Além disso, o material deve suportar um resfriamento rápido sem empenar ou trincar.
Inicialmente deve-se elevar a temperatura do material até uma temperatura acima da linha
Solvus do diagrama de fases da liga, de forma que os precipitados sejam completamente
dissolvidos. Após esta etapa, submete-se o material a um resfriamento rápido denominado
têmpera, causando assim a produção de uma microestrutura metaestável, já que a partir deste
resfriamento os precipitados continuam dissolvidos.
A etapa final é denominada precipitação ou envelhecimento. A principal diferença entre
estes processos se dá pela temperatura em que ocorre o processo de nucleação dos precipitados.
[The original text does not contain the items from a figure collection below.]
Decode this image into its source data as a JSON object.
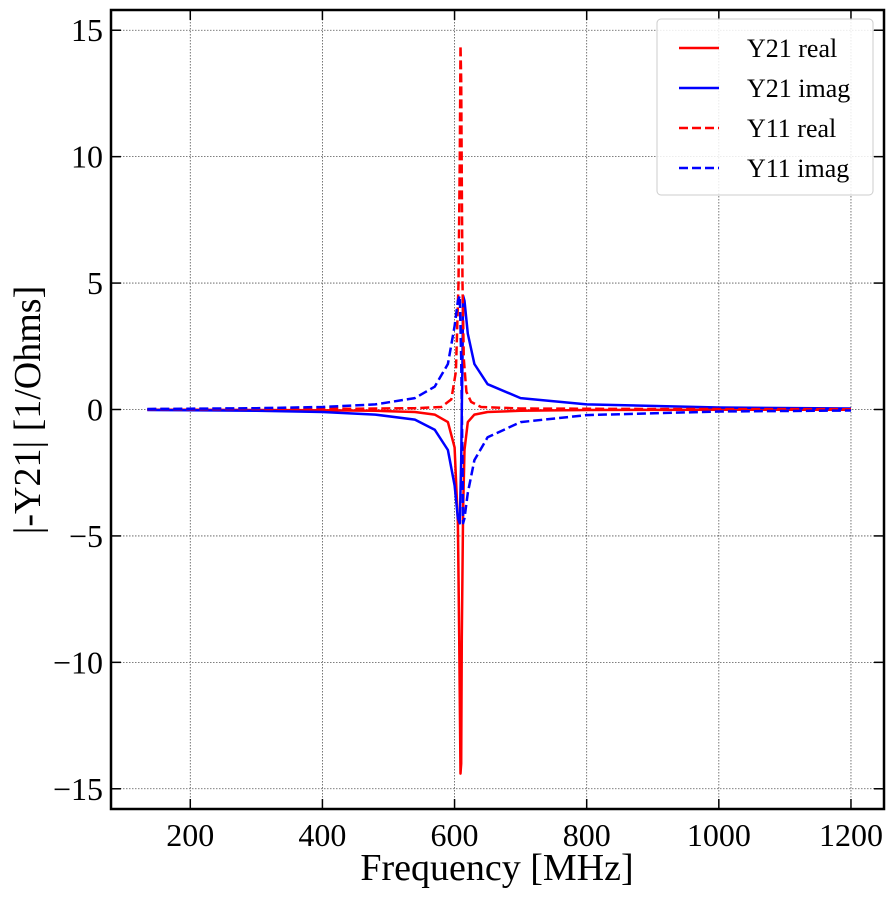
{
  "chart_data": {
    "type": "line",
    "title": "",
    "xlabel": "Frequency [MHz]",
    "ylabel": "|-Y21| [1/Ohms]",
    "xlim": [
      80,
      1250
    ],
    "ylim": [
      -15.8,
      15.8
    ],
    "xticks": [
      200,
      400,
      600,
      800,
      1000,
      1200
    ],
    "xtick_labels": [
      "200",
      "400",
      "600",
      "800",
      "1000",
      "1200"
    ],
    "yticks": [
      15,
      10,
      5,
      0,
      -5,
      -10,
      -15
    ],
    "ytick_labels": [
      "15",
      "10",
      "5",
      "0",
      "−5",
      "−10",
      "−15"
    ],
    "grid": true,
    "legend_position": "top-right",
    "series": [
      {
        "name": "Y21 real",
        "color": "#ff0000",
        "dash": "solid",
        "x": [
          135,
          200,
          300,
          400,
          480,
          540,
          570,
          590,
          600,
          605,
          607,
          609,
          610,
          611,
          613,
          615,
          620,
          630,
          650,
          700,
          800,
          1000,
          1200
        ],
        "y": [
          -0.01,
          -0.01,
          -0.02,
          -0.03,
          -0.05,
          -0.1,
          -0.2,
          -0.5,
          -1.5,
          -4.5,
          -9.0,
          -14.4,
          -14.0,
          -9.0,
          -4.0,
          -1.6,
          -0.5,
          -0.2,
          -0.1,
          -0.05,
          -0.02,
          -0.01,
          -0.01
        ]
      },
      {
        "name": "Y21 imag",
        "color": "#0000ff",
        "dash": "solid",
        "x": [
          135,
          200,
          300,
          400,
          480,
          540,
          570,
          590,
          600,
          605,
          608,
          610,
          611,
          612,
          613,
          615,
          620,
          630,
          650,
          700,
          800,
          1000,
          1200
        ],
        "y": [
          -0.02,
          -0.03,
          -0.05,
          -0.1,
          -0.2,
          -0.4,
          -0.8,
          -1.6,
          -3.0,
          -4.3,
          -4.5,
          -2.0,
          0.0,
          2.0,
          4.5,
          4.3,
          3.0,
          1.8,
          1.0,
          0.45,
          0.2,
          0.08,
          0.04
        ]
      },
      {
        "name": "Y11 real",
        "color": "#ff0000",
        "dash": "dashed",
        "x": [
          135,
          300,
          450,
          540,
          580,
          595,
          602,
          606,
          608,
          609,
          610,
          611,
          612,
          614,
          618,
          625,
          640,
          700,
          900,
          1200
        ],
        "y": [
          0.01,
          0.02,
          0.03,
          0.05,
          0.1,
          0.4,
          1.5,
          5.0,
          10.0,
          14.4,
          13.0,
          9.0,
          5.0,
          2.0,
          0.7,
          0.3,
          0.1,
          0.04,
          0.02,
          0.01
        ]
      },
      {
        "name": "Y11 imag",
        "color": "#0000ff",
        "dash": "dashed",
        "x": [
          135,
          200,
          300,
          400,
          480,
          540,
          570,
          590,
          600,
          605,
          608,
          610,
          611,
          612,
          613,
          615,
          620,
          630,
          650,
          700,
          800,
          1000,
          1200
        ],
        "y": [
          0.02,
          0.03,
          0.05,
          0.1,
          0.2,
          0.45,
          0.9,
          1.8,
          3.3,
          4.3,
          4.5,
          2.0,
          0.0,
          -2.0,
          -4.5,
          -4.3,
          -3.3,
          -2.0,
          -1.1,
          -0.5,
          -0.22,
          -0.08,
          -0.04
        ]
      }
    ]
  }
}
A precipitação consiste na elevação da temperatura acima da ambiente para diminuir os tempos
de tratamento térmico. Já o envelhecimento consiste na manutenção do material à temperatura
ambiente, sendo que os tempos de formação dos precipitados neste caso será relativamente
superior à precipitação em si.
Figura 12 - Representação do processo de solubilização e posterior precipitação de uma liga. T0 representa a
temperatura de solubilização e T2 representa a temperatura de precipitação.
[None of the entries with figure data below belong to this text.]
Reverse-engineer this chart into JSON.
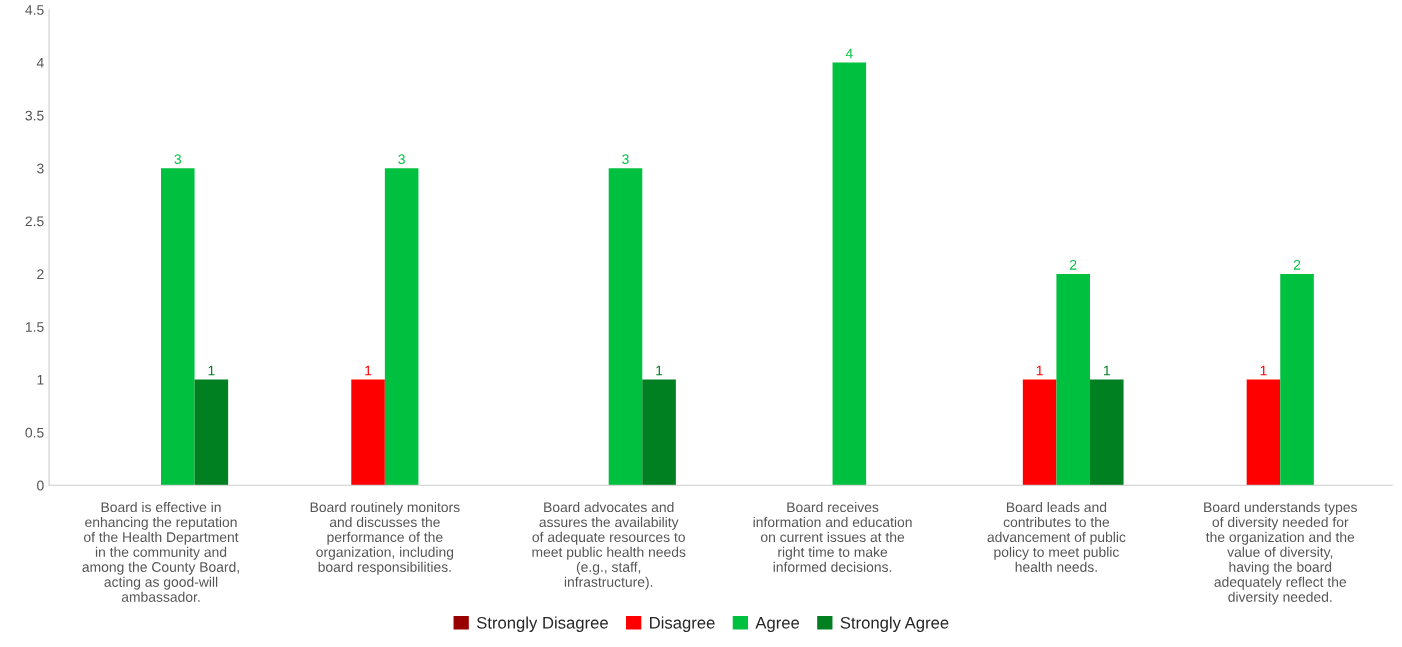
{
  "chart_data": {
    "type": "bar",
    "categories": [
      "Board is effective in\nenhancing the reputation\nof the Health Department\nin the community and\namong the County Board,\nacting as good-will\nambassador.",
      "Board routinely monitors\nand discusses the\nperformance of the\norganization, including\nboard responsibilities.",
      "Board advocates and\nassures the availability\nof adequate resources to\nmeet public health needs\n(e.g., staff,\ninfrastructure).",
      "Board receives\ninformation and education\non current issues at the\nright time to make\ninformed decisions.",
      "Board leads and\ncontributes to the\nadvancement of public\npolicy to meet public\nhealth needs.",
      "Board understands types\nof diversity needed for\nthe organization and the\nvalue of diversity,\nhaving the board\nadequately reflect the\ndiversity needed."
    ],
    "series": [
      {
        "name": "Strongly Disagree",
        "color": "#990000",
        "values": [
          null,
          null,
          null,
          null,
          null,
          null
        ]
      },
      {
        "name": "Disagree",
        "color": "#ff0000",
        "values": [
          null,
          1,
          null,
          null,
          1,
          1
        ]
      },
      {
        "name": "Agree",
        "color": "#00c040",
        "values": [
          3,
          3,
          3,
          4,
          2,
          2
        ]
      },
      {
        "name": "Strongly Agree",
        "color": "#008020",
        "values": [
          1,
          null,
          1,
          null,
          1,
          null
        ]
      }
    ],
    "ylim": [
      0,
      4.5
    ],
    "yticks": [
      0,
      0.5,
      1,
      1.5,
      2,
      2.5,
      3,
      3.5,
      4,
      4.5
    ],
    "data_labels": true,
    "grid": false,
    "legend": "bottom"
  }
}
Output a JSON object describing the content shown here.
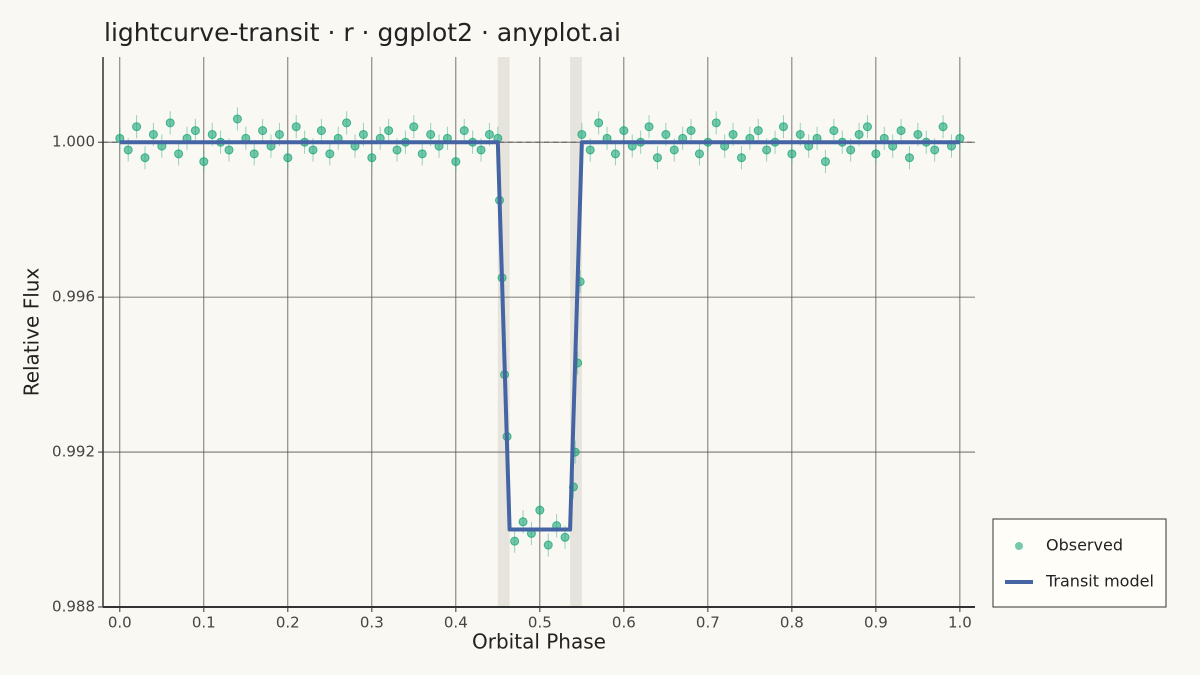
{
  "chart_data": {
    "type": "scatter",
    "title": "lightcurve-transit · r · ggplot2 · anyplot.ai",
    "x_label": "Orbital Phase",
    "y_label": "Relative Flux",
    "xlim": [
      -0.02,
      1.018
    ],
    "ylim": [
      0.988,
      1.0022
    ],
    "xticks": [
      {
        "value": 0,
        "label": "0.0"
      },
      0.1,
      0.2,
      0.3,
      0.4,
      0.5,
      0.6,
      0.7,
      0.8,
      0.9,
      {
        "value": 1,
        "label": "1.0"
      }
    ],
    "yticks": [
      0.988,
      0.992,
      0.996,
      {
        "value": 1,
        "label": "1.000"
      }
    ],
    "grid": true,
    "reference_line": 1,
    "shaded_regions": [
      [
        0.45,
        0.464
      ],
      [
        0.536,
        0.55
      ]
    ],
    "shade_color": "#e6e4dc",
    "legend_position": "bottom-right",
    "series": [
      {
        "name": "Observed",
        "type": "scatter",
        "color": "#1aa67a",
        "yerr": 0.0003,
        "x": [
          0,
          0.01,
          0.02,
          0.03,
          0.04,
          0.05,
          0.06,
          0.07,
          0.08,
          0.09,
          0.1,
          0.11,
          0.12,
          0.13,
          0.14,
          0.15,
          0.16,
          0.17,
          0.18,
          0.19,
          0.2,
          0.21,
          0.22,
          0.23,
          0.24,
          0.25,
          0.26,
          0.27,
          0.28,
          0.29,
          0.3,
          0.31,
          0.32,
          0.33,
          0.34,
          0.35,
          0.36,
          0.37,
          0.38,
          0.39,
          0.4,
          0.41,
          0.42,
          0.43,
          0.44,
          0.45,
          0.452,
          0.455,
          0.458,
          0.461,
          0.47,
          0.48,
          0.49,
          0.5,
          0.51,
          0.52,
          0.53,
          0.54,
          0.542,
          0.545,
          0.548,
          0.55,
          0.56,
          0.57,
          0.58,
          0.59,
          0.6,
          0.61,
          0.62,
          0.63,
          0.64,
          0.65,
          0.66,
          0.67,
          0.68,
          0.69,
          0.7,
          0.71,
          0.72,
          0.73,
          0.74,
          0.75,
          0.76,
          0.77,
          0.78,
          0.79,
          0.8,
          0.81,
          0.82,
          0.83,
          0.84,
          0.85,
          0.86,
          0.87,
          0.88,
          0.89,
          0.9,
          0.91,
          0.92,
          0.93,
          0.94,
          0.95,
          0.96,
          0.97,
          0.98,
          0.99,
          1
        ],
        "values": [
          1.0001,
          0.9998,
          1.0004,
          0.9996,
          1.0002,
          0.9999,
          1.0005,
          0.9997,
          1.0001,
          1.0003,
          0.9995,
          1.0002,
          1.0,
          0.9998,
          1.0006,
          1.0001,
          0.9997,
          1.0003,
          0.9999,
          1.0002,
          0.9996,
          1.0004,
          1.0,
          0.9998,
          1.0003,
          0.9997,
          1.0001,
          1.0005,
          0.9999,
          1.0002,
          0.9996,
          1.0001,
          1.0003,
          0.9998,
          1.0,
          1.0004,
          0.9997,
          1.0002,
          0.9999,
          1.0001,
          0.9995,
          1.0003,
          1.0,
          0.9998,
          1.0002,
          1.0001,
          0.9985,
          0.9965,
          0.994,
          0.9924,
          0.9897,
          0.9902,
          0.9899,
          0.9905,
          0.9896,
          0.9901,
          0.9898,
          0.9911,
          0.992,
          0.9943,
          0.9964,
          1.0002,
          0.9998,
          1.0005,
          1.0001,
          0.9997,
          1.0003,
          0.9999,
          1.0,
          1.0004,
          0.9996,
          1.0002,
          0.9998,
          1.0001,
          1.0003,
          0.9997,
          1.0,
          1.0005,
          0.9999,
          1.0002,
          0.9996,
          1.0001,
          1.0003,
          0.9998,
          1.0,
          1.0004,
          0.9997,
          1.0002,
          0.9999,
          1.0001,
          0.9995,
          1.0003,
          1.0,
          0.9998,
          1.0002,
          1.0004,
          0.9997,
          1.0001,
          0.9999,
          1.0003,
          0.9996,
          1.0002,
          1.0,
          0.9998,
          1.0004,
          0.9999,
          1.0001
        ]
      },
      {
        "name": "Transit model",
        "type": "line",
        "color": "#4464a4",
        "x": [
          0,
          0.45,
          0.464,
          0.536,
          0.55,
          1
        ],
        "values": [
          1,
          1,
          0.99,
          0.99,
          1,
          1
        ]
      }
    ]
  }
}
4. Principais microestruturas dos aços
Aço hipoeutetóide (AISI/ABNT 1020). Microestrutura: branco - ferrita e preto - perlita
Aço hipereutetóide (AISI/ABNT 1095). Microestrutura: cementita em volta de grãos perlíticos
Aço AISI/ABNT 1095 após o processo de esferoidização
Perlita. Aço eutetóide (AISI/ABNT 1080)
Martensita
Martensita revenida
5. Questões
5.1. Em um processo industrial, uma empresa realiza a têmpera de diversas peças feitas em
aço. A partir de uma mudança de demanda do mercado, foi necessário a substituição
destas peças para outro tipo de aço. Após algumas semanas, a empresa verificou um
aumento considerável no número de peças rejeitadas por conta de defeitos como trincas
e empenamentos após a têmpera.
Explique quais as possíveis causas deste problema e como esta empresa poderá
solucionar este problema alterando apenas as variáveis relacionadas ao tratamento
térmico?
5.2. Qual a principal diferença entre o processo de martêmpera e austêmpera?
5.3. Qual a função do ensaio Jominy e qual o resultado que se obtém a partir deste ensaio?
5.4. Três amostras de um aço hipereutetóide foram submetidas cada uma a um tipo de
recozimento (subcrítico, pleno, esferoidização). Cite as diferenças microestruturais
presentes após o tratamento térmico de cada amostra.
5.5. Quais os principais requisitos para uma liga ser tratável por precipitação?